Anyway, my new boyfriend from yesterday was FULL. This is a term used in the gay speed world that indicates a person is out of their mind on meth. My new friend had his things sprawled all over the sidewalk. Though he was not blocking the door, I came out because he was making the non recovery people afraid with his tweak able and general mayhem.

My new lover was tall. He had a awful neck tattoo and blood shot eyes. He had on two pairs of ripped pants, red ones under ripped black pants on top. He had various tattered garments placed around his body to create a shirt of sorts. The situation was almost comical except this was his life. This had been me. I spent many afternoons sunburnt and disgusted outside sorting through trash for treasures.

As he packed up his belongings he had retrieved from various dumpsters, he catalogued them to me: a nightgown, large panties, shoes with holes in the soles, plastic wrap, the usual. I got him a Gatorade and a banana to help move him along. He was asking me if I found him attractive as he tried to explain he was not interested in recovery. He would just get his stuff, pack in in his cooler, and try to move it along to a new spot.
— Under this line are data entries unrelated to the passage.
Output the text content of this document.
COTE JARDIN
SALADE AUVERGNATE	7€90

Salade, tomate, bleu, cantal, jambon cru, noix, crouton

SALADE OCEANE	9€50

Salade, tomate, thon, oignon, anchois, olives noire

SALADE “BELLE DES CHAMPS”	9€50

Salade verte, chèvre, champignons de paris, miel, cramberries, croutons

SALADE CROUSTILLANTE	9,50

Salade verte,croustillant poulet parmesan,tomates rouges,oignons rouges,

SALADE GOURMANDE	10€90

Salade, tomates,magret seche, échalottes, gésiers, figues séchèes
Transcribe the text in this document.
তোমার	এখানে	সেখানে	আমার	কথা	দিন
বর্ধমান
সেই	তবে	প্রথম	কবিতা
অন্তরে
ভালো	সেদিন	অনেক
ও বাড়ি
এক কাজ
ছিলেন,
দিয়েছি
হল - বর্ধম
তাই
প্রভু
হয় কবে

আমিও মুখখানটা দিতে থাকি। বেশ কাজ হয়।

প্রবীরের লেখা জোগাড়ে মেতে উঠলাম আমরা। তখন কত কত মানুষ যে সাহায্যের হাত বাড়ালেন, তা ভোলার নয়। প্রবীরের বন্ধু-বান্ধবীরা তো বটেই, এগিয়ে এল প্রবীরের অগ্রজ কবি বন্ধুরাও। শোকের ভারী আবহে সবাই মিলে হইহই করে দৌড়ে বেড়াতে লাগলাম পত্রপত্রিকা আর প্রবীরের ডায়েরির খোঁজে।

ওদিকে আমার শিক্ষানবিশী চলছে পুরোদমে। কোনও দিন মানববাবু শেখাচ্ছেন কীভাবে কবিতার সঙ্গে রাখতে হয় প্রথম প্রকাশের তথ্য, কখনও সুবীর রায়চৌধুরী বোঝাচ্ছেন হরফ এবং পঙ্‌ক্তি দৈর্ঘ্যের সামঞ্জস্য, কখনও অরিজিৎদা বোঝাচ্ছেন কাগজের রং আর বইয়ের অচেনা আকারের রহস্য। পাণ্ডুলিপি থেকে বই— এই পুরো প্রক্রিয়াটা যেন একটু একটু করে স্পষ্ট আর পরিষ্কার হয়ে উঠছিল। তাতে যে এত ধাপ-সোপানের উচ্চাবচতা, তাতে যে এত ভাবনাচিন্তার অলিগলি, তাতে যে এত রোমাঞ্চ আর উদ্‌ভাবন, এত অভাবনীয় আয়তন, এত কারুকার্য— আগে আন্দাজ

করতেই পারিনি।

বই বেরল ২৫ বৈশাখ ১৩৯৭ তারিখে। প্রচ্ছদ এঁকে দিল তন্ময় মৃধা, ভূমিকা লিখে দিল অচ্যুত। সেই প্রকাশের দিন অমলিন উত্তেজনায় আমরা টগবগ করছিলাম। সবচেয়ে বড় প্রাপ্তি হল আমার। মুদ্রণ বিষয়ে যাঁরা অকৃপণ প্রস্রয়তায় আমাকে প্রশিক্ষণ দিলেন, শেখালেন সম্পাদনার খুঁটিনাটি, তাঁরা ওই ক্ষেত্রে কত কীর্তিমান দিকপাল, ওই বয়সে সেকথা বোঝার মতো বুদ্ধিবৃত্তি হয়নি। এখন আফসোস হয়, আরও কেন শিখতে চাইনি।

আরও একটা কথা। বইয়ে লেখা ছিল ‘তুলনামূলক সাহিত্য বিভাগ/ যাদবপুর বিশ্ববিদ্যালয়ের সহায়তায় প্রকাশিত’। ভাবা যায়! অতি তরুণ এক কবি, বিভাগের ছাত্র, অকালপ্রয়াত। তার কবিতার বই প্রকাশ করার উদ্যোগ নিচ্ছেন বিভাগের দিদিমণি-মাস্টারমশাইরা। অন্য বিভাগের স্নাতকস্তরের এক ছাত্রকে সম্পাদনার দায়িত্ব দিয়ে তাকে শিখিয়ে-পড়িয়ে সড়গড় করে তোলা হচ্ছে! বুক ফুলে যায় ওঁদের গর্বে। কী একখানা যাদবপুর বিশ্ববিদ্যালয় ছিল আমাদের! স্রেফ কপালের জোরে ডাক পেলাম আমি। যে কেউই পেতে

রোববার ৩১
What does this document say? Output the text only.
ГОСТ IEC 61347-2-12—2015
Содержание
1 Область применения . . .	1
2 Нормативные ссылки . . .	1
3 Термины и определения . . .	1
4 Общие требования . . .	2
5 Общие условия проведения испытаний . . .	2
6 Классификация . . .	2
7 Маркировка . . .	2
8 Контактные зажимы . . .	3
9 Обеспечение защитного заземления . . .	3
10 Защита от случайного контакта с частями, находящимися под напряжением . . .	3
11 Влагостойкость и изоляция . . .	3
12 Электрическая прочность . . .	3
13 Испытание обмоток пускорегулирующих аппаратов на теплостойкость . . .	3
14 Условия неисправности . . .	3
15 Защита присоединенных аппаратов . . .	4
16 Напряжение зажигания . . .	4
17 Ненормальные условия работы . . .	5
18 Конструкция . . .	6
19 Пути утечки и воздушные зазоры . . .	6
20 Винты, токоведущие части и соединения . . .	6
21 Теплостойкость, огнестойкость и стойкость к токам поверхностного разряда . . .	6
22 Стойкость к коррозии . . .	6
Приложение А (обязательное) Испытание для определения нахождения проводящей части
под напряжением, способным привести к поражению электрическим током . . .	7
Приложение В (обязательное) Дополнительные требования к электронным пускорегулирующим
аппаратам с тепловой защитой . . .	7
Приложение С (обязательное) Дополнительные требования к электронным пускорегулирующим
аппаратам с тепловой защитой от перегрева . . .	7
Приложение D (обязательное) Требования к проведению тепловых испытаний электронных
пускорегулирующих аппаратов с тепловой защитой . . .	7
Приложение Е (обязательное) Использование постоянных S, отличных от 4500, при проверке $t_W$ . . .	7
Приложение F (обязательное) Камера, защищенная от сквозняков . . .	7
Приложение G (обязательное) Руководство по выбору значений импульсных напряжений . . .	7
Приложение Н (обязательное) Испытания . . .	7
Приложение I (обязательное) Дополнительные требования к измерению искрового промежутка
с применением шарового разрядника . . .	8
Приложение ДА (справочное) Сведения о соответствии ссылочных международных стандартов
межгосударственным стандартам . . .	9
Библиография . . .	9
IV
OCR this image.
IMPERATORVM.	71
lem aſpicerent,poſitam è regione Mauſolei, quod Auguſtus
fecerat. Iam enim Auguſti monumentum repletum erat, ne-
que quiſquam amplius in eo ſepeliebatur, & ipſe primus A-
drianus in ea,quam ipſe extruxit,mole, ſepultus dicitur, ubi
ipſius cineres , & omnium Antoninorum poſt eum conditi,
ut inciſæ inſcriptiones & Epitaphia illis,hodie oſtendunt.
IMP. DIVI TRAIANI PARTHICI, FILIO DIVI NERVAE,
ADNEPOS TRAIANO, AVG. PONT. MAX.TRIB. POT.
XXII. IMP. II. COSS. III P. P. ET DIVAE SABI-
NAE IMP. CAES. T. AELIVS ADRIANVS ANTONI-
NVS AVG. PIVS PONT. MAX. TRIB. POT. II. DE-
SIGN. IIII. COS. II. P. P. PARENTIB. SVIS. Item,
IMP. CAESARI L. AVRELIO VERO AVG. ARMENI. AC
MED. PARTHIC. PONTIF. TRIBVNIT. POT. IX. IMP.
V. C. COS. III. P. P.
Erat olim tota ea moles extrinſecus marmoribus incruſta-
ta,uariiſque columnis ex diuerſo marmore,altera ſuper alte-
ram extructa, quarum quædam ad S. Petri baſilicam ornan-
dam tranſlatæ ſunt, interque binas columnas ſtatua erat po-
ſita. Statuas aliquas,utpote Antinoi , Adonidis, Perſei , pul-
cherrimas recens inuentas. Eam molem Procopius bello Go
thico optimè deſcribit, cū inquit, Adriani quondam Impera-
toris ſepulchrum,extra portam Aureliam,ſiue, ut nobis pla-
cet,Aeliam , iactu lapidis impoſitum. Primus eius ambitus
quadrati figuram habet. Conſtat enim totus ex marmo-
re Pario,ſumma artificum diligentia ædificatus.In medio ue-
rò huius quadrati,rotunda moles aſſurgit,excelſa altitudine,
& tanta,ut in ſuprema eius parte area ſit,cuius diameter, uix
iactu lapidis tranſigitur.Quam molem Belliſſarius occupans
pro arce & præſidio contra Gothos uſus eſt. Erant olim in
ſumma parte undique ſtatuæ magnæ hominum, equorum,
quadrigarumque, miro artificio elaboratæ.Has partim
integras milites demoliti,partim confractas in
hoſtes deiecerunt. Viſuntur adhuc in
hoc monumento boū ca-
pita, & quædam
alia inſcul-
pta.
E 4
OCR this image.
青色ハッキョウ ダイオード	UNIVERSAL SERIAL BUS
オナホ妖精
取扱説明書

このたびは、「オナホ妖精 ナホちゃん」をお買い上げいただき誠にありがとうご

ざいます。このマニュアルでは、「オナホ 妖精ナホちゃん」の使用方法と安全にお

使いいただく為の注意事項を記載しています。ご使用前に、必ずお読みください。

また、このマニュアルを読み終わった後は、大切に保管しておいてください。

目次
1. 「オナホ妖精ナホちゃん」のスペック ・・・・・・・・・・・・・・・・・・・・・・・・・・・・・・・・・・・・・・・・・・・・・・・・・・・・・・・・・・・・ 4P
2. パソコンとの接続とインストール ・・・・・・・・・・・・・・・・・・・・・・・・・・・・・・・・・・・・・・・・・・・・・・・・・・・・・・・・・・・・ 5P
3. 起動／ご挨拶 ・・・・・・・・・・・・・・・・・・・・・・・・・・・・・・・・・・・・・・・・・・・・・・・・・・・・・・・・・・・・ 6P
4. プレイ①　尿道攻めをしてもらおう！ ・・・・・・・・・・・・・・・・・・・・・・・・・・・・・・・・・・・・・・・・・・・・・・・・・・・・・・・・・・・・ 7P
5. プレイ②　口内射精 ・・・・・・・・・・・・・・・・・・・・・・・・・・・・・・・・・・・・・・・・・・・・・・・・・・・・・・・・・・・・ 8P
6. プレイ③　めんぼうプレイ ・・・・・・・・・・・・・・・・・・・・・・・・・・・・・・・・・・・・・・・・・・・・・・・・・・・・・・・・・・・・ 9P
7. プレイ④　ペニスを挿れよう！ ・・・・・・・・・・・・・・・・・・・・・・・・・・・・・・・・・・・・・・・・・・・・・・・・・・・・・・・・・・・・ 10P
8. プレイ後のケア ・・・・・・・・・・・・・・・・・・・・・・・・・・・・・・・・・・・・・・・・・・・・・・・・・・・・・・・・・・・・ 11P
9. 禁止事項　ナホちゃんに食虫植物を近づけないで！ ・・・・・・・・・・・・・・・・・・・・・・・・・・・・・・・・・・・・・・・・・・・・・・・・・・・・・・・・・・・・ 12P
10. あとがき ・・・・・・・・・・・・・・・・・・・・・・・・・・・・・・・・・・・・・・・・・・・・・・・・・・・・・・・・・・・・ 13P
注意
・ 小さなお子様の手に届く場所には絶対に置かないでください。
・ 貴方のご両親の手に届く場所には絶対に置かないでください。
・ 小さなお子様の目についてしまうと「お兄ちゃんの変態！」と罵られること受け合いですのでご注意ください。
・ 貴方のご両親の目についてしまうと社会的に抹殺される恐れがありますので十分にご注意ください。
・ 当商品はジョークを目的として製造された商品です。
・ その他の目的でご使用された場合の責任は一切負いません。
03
His conversation became more and more sexually provocative as I focused more on giving him an idea of what detox is and how to get in. We both had something to offer.

Eventually, my coworkers and I got my love packed up. The funny thing was he only made it a half a block away. I got two lunches yesterday. One for myself and one for him. This man had been up for days. He reminded me so much of myself- are you tired of this? He started eating the soup. He does not know anything else. I had forgot until that moment that if you have never been clean, you can get to a point where you no longer can picture it. He asked me if I was married. 16 years or so ago, this man and I could have been together in this alley. Not today sweetie. There will be no picnic for us today. I hope he enjoyed his cookie, his soup, and maybe a tiny bit of my story. I also hope he will not be camped out for me Monday.